A NATUREZA NÃO DÁ SALTOS

“você sempre me leva a refletir com seus textos. gosto quando eles são assim, curtinhos. me parece que então tu dizes o que queres dizer sem enrolação. não quero dizer que enrolas ao fazer um texto maior. mas muita coisa não precisaria ser dita. e isso não é típico de Joaquim. é típico de maria. maria devaneia com as palavras sem achar o cerne da questão. sobre o que dizes: bom. ainda bem que somos imperfeitos... senão não precisaríamos de mais ninguém em nossa vida. nos bastaríamos a nós mesmos e passaríamos a vida amando-nos egoisticamente.”

Enviado por Maria em 23/02/2008 07:50.

para o texto: SINA ORIGINAL (T871615)

Maria, mimosa leitora!

Quanto mais moço for o leitor, quanto mais novato em criação literária, mais ele vai preferir os textos curtos, porque isto se assemelha à dificuldade que temos em fazer com que as crianças leiam um livro mais volumoso. Sempre querem terminá-lo rapidamente. Nem sempre permanecem com o livro mais de cinco minutos nas mãos.

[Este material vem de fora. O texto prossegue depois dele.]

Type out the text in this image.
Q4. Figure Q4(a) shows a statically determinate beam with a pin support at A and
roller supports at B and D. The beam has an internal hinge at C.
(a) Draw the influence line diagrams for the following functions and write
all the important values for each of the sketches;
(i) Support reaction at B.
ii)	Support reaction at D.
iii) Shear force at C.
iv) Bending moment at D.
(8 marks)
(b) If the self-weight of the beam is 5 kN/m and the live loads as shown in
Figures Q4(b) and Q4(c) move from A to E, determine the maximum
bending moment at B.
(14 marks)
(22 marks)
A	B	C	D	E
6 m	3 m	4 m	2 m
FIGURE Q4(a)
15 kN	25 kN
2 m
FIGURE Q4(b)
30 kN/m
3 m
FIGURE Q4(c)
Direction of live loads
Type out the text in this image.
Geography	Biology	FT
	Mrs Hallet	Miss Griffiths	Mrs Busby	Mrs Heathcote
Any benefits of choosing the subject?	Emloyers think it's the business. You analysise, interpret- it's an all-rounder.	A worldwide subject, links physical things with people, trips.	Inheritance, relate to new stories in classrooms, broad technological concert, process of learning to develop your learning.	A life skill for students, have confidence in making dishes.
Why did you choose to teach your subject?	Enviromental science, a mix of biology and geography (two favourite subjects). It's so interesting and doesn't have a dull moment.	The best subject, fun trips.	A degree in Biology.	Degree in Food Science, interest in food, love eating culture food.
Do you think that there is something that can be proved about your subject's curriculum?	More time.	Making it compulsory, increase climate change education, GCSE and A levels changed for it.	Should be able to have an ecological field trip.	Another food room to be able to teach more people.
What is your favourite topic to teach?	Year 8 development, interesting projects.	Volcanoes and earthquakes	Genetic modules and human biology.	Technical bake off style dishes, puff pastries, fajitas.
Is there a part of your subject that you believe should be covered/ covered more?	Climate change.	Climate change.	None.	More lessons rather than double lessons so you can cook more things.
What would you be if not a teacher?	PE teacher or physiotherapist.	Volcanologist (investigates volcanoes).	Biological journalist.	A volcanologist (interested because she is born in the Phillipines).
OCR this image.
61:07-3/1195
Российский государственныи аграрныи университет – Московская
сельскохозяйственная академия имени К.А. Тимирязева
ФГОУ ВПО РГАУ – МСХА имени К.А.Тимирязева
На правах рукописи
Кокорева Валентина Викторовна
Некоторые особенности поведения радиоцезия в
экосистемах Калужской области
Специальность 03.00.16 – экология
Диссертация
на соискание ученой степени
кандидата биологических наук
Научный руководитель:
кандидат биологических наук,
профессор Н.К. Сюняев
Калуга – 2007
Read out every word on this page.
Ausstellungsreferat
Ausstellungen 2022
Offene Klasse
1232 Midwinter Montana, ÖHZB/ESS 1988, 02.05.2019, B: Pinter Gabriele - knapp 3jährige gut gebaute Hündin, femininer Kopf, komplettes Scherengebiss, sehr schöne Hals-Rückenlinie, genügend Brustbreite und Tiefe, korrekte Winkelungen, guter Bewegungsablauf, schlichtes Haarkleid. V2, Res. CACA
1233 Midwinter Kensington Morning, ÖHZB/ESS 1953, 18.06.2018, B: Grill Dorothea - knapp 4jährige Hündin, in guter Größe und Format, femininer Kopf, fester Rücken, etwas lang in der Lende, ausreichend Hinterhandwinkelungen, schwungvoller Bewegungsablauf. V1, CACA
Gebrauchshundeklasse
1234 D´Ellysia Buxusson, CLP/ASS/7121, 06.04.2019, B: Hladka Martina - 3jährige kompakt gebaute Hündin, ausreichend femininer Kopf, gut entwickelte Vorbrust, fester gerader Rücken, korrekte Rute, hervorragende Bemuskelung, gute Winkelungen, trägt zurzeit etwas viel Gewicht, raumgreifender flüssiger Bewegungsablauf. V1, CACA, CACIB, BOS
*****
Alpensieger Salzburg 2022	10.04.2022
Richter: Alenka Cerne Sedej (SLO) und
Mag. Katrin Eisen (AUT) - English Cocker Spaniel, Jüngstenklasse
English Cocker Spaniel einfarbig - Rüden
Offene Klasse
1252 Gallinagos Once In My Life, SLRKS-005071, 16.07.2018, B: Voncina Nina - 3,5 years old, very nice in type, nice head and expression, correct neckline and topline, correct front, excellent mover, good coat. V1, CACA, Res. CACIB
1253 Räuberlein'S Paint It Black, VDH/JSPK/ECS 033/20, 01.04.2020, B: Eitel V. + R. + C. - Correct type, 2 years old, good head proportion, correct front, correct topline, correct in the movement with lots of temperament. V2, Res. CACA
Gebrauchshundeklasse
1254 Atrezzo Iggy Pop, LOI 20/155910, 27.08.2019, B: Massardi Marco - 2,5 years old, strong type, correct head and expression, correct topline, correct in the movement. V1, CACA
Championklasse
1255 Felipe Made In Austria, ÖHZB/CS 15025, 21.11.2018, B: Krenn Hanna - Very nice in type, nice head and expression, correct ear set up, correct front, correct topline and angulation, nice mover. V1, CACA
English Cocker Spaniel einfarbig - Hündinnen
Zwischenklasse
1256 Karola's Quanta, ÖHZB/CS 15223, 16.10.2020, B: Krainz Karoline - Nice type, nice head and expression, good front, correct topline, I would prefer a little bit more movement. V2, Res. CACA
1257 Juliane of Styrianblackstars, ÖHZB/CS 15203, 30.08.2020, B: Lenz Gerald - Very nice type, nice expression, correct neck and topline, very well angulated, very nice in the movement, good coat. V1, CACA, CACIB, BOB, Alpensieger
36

Isto também acontece com os jogos do amar, na juventude. Tudo é rápido. Ejaculação quase precoce, em regra. Ansiosa, de chegança com força ao pote. Ou alguma coisa assim, nestes tempos de “ficar”, só pra lembrar as mudanças de “time” e os rituais quase inexistentes...

Há assuntos que são intrinsecamente “enrolados”, complicados. Então se compreende que o autor leve muito mais tempo para desembaralhar as linhas que tecem e entretecerão o texto que, antes de nascer, é um dragão cuspindo fogo, ainda mais se se tratar de tema que condiga com o processo criativo e suas nuanças.

É compreensível que o autor novato ou novo queira fruir textos curtos, principalmente se pretender vir a ser “poeta”.

Porque POESIA é exemplar de síntese, não permite “enrolação”. Lida com o sentido conotativo dos signos, das palavras. Sugere mas não diz.

No texto, a luta é com a busca do exercício de economia de vocábulos a fim de que se chegue à sugestionalidade, imagética e transcendência. E isto é matéria árida pra quem não tem dedicação ao estudo de seu próprio ofício. Enfim, o leitor viaja dentro de suas concepções e experiências pessoais...

Claro que não se está a dizer que o autor tem de conhecer tudo em matéria de elementos próprios de Literatura, Gramática e outros bichos mais. O autor sempre acha que isto não lhe deve interessar.

Pode até que seja um gênio e venha a dar dor-de-cabeça nos professores, mas isto comumente só ocorre com os já experimentados com os “intertextos” sugeridos pelas reiteradas leituras, a publicação de várias obras e já curtidos por sugestões da crítica literária e seus estudos pouco inteligíveis para os neófitos.

Vale lembrar Castro Alves, que morre aos 24 anos e permanece vivo na memória dos brasileiros, apesar de transcorridos mais de 160 anos de sua passagem por este plano.

Talvez não fosse gênio, mas a história pessoal do “poeta dos escravos” registra o quanto se dedicou ao estudo da poesia e da prosa dos europeus, ingleses e americanos, principalmente Heine. Conviveu espiritualmente com os filósofos e historiadores da moda.

E ao escolher a atriz portuguesa Eugênia Câmara como sua parceira entre tapas e beijos, dez anos mais velha do que ele, entregava-se ao amor e optava pela cultura e experiência. O fogo do querer saber caldeou o conhecimento.

A vida produz milagres em quem se entrega ao que acredita.

Enfim, o tempo é o melhor cadinho. E a natureza não dá saltos!

- Do livro CONFESSIONÁRIO – Diálogos entre a Prosa e a Poesia, 2006 / 2008.